AnySoftKeyboard / LanguagePack

[deprecated]
Apache License 2.0
117 stars 188 forks source link

extending dictionaries #352

Closed knezi closed 4 years ago

knezi commented 4 years ago

Czech dictionary is very unusable due to the insufficient size of the dictionary. Often, words are present, but not in all forms (an example https://en.wikipedia.org/wiki/Czech_declension), which makes it very hard to use word completion and autocorrection.

The ASK Czech dictionary contains approx 200K words, whereas aspell dictionary generates almost 5M. I realise that aspell may be overgenerating, that is produce words that actually do not exist (even though I haven't found any by briefly skimming through the words).

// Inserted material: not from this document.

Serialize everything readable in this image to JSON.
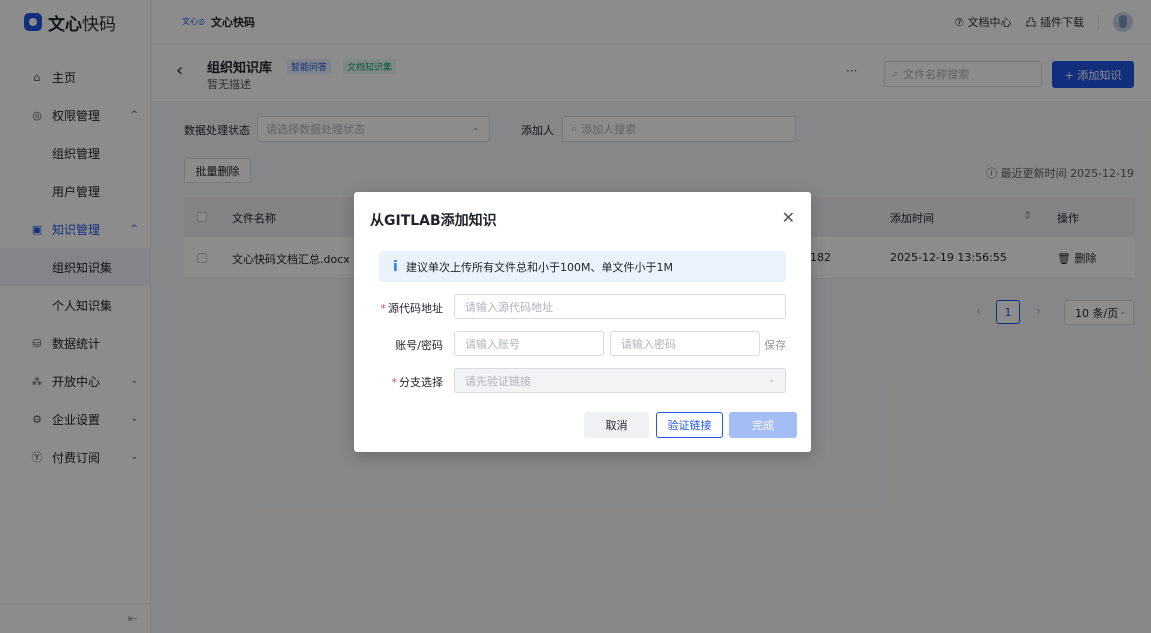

All in all, it seems as we may be able to extend the dictionaries for many languages. This could improve the usability a lot, especially for flective languages.

The questions are:

Is 5 million entries too many? (aspell stores only the stem and then generates all forms)

Aspell is missing the frequencies of words, is that a problem?

Are there non-existent words in aspell? If so, is that such a big deal?

I can provide the data files and scripts for generating them if needbe.

menny commented 4 years ago

At the moment, AnySoftKeyboard can not serve so many words. I can't recall the limit, but it?was set way back when phones were limited.

menny commented 4 years ago

We'll need to revise that code to support larger sets.

menny commented 4 years ago

Word frequency is very important for word suggestion. Do you think you can come up with a way to generate or guess the frequency of a word?

menny commented 4 years ago

Also, this repository will be closed soon. All source code is moving to https://github.com/AnySoftKeyboard/AnySoftKeyboard/ . Can you open this ticket there?

knezi commented 4 years ago

Closing in favour of https://github.com/AnySoftKeyboard/AnySoftKeyboard/issues/2005.